Il n’est toutefois pas en mesure de dire aujourd’hui quelle offre de transport sera proposée sur cet axe alpin. Le trafic marchandises ne passera plus par là. Il sera totalement absorbé par la nouvelle liaison directe souterraine reliant Erstfeld à Biasca. La ligne sommitale pourrait néanmoins être appelée à jouer un rôle de délestage après 2030, en fonction de l’évolution de la demande sur l’axe nord-sud.

Mais c’est surtout pour le trafic voyageurs que le tracé historique sera maintenu. Jusqu’à fin 2017, date de l’échéance de la concession, les CFF feront circuler des rames en trafic grandes lignes qui s’arrêteront dans les principales gares de la région entre Schwyz et Biasca.

48 millions par année

Pour la suite, c’est ouvert. Les CFF présenteront une nouvelle offre de trafic longues distances. On ne sait pas encore en quoi elle consistera. En revanche, l’offre concurrente de la compagnie Südostbahn (SOB) a, elle, été rejetée. Il est aussi envisageable de faire passer des trains touristiques par la ligne de faîte.

Tout dépendra aussi des coûts d’entretien et de l’ampleur des investissements qui seront décidés sur l’ancien axe une fois que le ­tunnel de base aura été ouvert. Actuellement, le déneigement et les travaux de réparation liés, notamment, au poids des convois de marchandises coûtent 48 millions de francs par an. Ils devraient pouvoir être réduits d’un tiers.
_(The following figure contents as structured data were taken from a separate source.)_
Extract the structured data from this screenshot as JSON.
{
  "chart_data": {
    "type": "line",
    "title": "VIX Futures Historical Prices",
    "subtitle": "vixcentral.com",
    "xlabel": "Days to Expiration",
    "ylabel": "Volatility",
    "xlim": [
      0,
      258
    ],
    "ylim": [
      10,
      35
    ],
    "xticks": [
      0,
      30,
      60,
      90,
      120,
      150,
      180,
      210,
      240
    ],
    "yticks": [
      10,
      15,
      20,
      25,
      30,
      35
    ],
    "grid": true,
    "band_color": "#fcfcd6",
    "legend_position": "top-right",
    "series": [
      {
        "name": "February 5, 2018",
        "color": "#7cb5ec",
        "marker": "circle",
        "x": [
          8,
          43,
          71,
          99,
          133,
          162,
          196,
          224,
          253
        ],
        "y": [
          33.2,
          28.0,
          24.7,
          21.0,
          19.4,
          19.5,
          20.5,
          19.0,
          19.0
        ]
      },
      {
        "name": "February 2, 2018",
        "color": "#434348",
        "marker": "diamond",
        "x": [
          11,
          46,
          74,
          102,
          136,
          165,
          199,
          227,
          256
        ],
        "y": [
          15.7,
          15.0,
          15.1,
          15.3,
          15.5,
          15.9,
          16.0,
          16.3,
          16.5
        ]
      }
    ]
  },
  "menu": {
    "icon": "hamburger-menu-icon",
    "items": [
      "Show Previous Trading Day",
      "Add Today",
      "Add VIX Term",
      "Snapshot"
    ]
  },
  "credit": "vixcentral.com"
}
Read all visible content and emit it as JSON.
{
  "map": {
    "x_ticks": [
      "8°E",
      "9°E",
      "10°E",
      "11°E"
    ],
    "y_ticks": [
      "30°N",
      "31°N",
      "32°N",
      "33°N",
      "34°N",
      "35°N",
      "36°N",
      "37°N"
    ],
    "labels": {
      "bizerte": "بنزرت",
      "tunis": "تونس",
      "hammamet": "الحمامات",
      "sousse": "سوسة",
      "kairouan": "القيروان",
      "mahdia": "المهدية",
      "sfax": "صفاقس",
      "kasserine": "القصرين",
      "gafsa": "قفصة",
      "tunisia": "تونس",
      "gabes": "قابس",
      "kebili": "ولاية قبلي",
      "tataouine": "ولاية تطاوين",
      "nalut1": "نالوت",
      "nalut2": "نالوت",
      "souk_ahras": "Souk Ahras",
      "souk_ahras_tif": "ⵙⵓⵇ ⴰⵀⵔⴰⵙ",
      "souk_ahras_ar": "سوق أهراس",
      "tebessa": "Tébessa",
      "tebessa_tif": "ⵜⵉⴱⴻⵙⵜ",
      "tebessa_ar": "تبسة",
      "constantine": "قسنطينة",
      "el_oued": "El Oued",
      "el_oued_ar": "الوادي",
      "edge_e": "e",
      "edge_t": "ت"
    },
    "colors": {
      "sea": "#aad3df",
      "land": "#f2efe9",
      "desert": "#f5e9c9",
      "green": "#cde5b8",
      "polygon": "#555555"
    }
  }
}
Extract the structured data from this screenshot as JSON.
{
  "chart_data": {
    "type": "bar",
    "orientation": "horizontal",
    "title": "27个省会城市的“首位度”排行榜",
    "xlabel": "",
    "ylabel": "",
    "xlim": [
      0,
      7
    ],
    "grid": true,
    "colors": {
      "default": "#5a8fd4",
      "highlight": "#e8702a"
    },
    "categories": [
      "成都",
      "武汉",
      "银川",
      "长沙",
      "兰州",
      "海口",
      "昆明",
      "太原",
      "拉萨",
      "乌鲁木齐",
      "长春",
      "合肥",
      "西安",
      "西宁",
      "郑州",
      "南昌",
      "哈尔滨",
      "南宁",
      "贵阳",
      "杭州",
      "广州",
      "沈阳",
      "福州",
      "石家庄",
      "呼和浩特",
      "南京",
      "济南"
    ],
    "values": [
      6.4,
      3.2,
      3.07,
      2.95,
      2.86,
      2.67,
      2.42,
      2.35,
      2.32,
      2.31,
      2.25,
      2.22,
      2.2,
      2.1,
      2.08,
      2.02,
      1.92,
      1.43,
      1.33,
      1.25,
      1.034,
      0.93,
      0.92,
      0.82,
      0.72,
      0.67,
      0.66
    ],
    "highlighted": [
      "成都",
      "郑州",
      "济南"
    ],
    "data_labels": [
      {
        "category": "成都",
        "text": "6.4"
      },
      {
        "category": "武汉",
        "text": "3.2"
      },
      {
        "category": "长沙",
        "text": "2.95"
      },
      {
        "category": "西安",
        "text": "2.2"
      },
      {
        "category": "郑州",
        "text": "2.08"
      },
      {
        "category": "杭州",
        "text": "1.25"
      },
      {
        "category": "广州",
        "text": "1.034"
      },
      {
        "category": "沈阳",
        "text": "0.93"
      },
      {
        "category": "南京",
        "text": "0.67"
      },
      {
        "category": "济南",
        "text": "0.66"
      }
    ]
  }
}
Mais tout cela reste très incertain. De sorte que le Conseil fédéral juge prématuré de prendre une décision sur une éventuelle candidature du «paysage de transit du Gothard», dont la ligne historique constitue l’«épine dorsale» à cause de sa richesse culturelle et historique, au Patrimoine mondial de l’Unesco (LT du 02.08.2014). Une telle candidature «n’aurait actuellement aucune chance», constate-t-il. Il souhaite ­cependant laisser cette option «ouverte» pour plus tard.